Обсуждение: compute_query_id
hi,
I noticed this new param compute_query_id in pg14beta.
it is interesting as I was long wanting to identify a query with a unique id like we have for http requests etc so that we can trace the query all the way to shards via FDW etc.
I noticed this new param compute_query_id in pg14beta.
it is interesting as I was long wanting to identify a query with a unique id like we have for http requests etc so that we can trace the query all the way to shards via FDW etc.
but i cannot see them in the logs even after setting compute_query_id on.
i also read
compute_query_id_query for the same.
how is the compute_query_id actually calculated?
why does it show 0 in logs for random sql queries.
log_line_prefix = '%Q :'
0 :LOG: statement: select * from pg_stat_activity;
i mean pid already was doing the job to identify the query and its children even it logs,
but i know pid will get recycled.
tldr;
how is compute_query_id different from pid to identify some query running ?
can it be passed on to FDW queries ? for tracing etc ?

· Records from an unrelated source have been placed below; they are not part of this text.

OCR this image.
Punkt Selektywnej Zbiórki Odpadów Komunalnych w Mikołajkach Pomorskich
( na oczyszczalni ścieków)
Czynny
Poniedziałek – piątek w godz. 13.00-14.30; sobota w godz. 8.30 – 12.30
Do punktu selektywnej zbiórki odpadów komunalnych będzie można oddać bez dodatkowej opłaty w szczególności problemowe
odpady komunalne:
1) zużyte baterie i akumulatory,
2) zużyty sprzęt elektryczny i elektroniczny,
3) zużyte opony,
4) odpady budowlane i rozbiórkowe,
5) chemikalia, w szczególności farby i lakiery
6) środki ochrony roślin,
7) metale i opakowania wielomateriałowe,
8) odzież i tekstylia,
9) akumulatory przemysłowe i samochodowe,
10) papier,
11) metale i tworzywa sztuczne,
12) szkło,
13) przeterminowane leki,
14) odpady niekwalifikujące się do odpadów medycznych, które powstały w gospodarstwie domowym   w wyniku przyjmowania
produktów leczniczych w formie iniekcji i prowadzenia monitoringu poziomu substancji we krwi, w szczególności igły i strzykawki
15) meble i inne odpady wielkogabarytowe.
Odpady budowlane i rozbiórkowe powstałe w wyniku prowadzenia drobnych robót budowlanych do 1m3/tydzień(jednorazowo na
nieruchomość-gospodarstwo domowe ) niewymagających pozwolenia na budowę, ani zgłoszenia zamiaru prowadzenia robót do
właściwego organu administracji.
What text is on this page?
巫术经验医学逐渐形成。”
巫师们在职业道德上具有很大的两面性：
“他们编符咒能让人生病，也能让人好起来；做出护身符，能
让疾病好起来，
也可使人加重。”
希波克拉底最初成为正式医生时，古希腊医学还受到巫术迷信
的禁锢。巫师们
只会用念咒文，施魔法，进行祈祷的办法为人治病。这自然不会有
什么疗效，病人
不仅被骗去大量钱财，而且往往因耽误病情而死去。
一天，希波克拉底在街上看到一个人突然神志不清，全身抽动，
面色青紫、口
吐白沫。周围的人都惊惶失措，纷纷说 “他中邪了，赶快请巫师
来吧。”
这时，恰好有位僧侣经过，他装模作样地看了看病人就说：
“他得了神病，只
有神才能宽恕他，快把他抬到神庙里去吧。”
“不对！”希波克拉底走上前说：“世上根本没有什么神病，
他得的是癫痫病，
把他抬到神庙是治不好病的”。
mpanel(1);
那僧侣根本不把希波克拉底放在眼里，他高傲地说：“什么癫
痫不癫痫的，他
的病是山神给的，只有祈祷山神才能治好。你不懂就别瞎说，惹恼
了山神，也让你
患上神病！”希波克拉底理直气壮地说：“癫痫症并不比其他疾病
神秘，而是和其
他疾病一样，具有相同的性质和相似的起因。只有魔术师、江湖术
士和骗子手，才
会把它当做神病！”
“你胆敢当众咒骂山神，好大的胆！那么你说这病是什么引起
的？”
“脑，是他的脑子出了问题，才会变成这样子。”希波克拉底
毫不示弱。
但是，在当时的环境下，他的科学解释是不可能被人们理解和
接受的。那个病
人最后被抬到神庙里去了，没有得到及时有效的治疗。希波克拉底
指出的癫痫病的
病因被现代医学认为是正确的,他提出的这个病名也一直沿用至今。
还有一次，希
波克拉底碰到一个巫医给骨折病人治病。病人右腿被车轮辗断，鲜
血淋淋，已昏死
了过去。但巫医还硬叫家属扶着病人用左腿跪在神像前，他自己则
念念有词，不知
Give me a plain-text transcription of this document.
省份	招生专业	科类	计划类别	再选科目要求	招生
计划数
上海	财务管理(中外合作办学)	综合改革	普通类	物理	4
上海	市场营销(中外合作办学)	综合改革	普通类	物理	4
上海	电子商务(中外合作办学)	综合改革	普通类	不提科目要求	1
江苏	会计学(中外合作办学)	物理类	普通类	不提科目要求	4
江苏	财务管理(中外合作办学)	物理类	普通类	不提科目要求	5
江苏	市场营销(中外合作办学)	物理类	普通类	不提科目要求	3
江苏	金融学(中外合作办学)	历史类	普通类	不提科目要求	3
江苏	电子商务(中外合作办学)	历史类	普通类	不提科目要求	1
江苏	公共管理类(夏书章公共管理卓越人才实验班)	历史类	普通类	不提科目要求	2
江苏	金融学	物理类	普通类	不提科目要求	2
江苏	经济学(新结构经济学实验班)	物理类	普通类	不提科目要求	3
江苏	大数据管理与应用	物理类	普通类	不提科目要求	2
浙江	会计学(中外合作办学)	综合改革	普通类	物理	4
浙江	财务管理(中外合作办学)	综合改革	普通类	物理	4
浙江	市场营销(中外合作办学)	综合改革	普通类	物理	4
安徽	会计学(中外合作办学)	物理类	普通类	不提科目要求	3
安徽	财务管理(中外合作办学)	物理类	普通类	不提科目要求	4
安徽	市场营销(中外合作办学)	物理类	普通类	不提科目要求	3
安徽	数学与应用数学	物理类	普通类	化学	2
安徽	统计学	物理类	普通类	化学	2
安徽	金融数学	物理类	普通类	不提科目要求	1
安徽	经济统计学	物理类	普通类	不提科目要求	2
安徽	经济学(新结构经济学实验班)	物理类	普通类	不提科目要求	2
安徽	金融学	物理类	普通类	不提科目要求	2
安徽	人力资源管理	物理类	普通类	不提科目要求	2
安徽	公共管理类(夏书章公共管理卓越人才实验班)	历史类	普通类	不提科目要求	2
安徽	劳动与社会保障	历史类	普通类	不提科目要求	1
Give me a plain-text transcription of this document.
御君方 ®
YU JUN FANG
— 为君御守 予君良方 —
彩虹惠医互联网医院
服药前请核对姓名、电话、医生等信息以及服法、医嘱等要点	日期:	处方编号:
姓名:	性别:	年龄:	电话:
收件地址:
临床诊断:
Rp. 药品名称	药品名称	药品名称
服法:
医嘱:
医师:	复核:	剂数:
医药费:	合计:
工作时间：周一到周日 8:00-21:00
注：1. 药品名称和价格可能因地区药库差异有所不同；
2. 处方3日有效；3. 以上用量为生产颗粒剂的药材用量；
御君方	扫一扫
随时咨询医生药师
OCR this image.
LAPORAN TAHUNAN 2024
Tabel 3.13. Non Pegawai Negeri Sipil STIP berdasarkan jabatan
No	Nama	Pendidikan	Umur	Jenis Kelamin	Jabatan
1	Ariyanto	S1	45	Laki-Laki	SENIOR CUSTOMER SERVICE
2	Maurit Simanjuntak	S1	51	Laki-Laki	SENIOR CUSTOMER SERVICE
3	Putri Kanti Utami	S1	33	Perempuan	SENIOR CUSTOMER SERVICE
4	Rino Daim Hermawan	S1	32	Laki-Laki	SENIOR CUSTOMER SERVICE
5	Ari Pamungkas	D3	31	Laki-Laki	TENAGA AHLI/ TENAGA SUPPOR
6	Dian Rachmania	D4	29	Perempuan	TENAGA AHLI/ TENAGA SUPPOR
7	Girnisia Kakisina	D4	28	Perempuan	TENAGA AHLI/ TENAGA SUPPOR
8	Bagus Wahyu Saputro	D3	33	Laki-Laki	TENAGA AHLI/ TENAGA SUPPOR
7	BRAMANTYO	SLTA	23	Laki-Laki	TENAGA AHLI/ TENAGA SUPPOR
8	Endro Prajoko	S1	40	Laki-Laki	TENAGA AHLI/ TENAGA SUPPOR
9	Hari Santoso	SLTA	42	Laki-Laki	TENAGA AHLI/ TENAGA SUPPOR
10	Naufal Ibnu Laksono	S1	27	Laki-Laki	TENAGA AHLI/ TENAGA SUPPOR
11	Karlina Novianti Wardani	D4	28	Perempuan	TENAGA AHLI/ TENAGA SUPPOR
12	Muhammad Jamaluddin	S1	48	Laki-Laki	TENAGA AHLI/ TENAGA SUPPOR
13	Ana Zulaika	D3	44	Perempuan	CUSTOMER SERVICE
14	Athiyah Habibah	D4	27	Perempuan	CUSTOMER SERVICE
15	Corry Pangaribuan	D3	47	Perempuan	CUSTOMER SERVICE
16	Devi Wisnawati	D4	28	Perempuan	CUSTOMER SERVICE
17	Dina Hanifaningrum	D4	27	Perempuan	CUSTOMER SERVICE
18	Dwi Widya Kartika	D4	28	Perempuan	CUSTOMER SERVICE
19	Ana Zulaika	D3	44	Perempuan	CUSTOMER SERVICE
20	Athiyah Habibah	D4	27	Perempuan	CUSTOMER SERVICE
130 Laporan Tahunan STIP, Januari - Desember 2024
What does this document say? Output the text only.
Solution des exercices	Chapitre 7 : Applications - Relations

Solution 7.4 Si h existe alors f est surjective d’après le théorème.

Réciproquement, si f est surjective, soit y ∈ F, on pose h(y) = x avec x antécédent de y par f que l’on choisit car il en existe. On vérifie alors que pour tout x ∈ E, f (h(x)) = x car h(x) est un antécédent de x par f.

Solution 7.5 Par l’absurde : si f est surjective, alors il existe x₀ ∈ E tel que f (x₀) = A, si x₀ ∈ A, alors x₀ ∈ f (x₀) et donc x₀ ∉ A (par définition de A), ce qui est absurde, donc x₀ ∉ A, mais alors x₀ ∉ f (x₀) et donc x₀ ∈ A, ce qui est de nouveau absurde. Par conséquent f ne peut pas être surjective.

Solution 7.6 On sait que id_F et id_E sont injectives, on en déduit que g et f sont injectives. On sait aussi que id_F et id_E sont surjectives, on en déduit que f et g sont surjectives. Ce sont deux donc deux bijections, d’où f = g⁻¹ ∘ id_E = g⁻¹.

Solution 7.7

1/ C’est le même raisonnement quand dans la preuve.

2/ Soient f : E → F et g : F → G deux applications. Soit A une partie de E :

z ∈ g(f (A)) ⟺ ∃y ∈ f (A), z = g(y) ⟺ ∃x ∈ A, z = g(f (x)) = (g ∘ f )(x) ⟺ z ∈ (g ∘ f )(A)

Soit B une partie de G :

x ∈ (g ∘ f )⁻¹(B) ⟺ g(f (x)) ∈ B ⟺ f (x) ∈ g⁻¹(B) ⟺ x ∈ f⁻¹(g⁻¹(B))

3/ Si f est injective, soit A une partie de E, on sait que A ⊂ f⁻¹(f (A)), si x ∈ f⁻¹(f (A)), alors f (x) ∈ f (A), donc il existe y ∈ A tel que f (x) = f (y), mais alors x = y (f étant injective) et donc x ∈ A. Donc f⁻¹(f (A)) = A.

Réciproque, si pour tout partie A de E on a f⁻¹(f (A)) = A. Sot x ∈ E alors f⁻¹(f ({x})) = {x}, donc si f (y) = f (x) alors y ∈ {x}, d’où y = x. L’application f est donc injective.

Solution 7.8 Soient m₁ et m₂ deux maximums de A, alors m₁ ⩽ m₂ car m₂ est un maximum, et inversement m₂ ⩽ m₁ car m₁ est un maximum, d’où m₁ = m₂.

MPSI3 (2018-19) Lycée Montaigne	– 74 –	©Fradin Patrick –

am i totally getting its use case totally wrong :)
--
Thanks,
Vijay
Mumbai, India
On Thu, Jun 17, 2021 at 08:09:54PM +0530, Vijaykumar Jain wrote: > how is the compute_query_id actually calculated? It's the exact same implementation that was extracted from pg_stat_statements. You have some implementation details at https://www.postgresql.org/docs/current/pgstatstatements.html. > why does it show 0 in logs for random sql queries. > log_line_prefix = '%Q :' > 0 :LOG: statement: select * from pg_stat_activity; It means that you haven't enabled it: 2021-06-17 22:46:16.231 CST [11246] queryid=0 LOG: duration: 4.971 ms statement: select * from pg_stat_activity ; 2021-06-17 22:46:25.383 CST [11246] queryid=0 LOG: duration: 0.284 ms statement: set compute_query_id = on; 2021-06-17 22:46:28.744 CST [11246] queryid=941978042436931562 LOG: duration: 1.725 ms statement: select * from pg_stat_activity; > i mean pid already was doing the job to identify the query and its children > even it logs, > but i know pid will get recycled. I'm not sure that I understand that question. The pid will identify a backend, and that backend can execute 0, 1 or a lot of different queries. The query_id will uniquely identify statements after some normalization and removing the constant parts (so for instance "select 1;" and "Select 2 ;" will have the same identifier). Having only that information in the log can be useful on its own, but you usually get way more benefit using additional modules like pg_stat_statements.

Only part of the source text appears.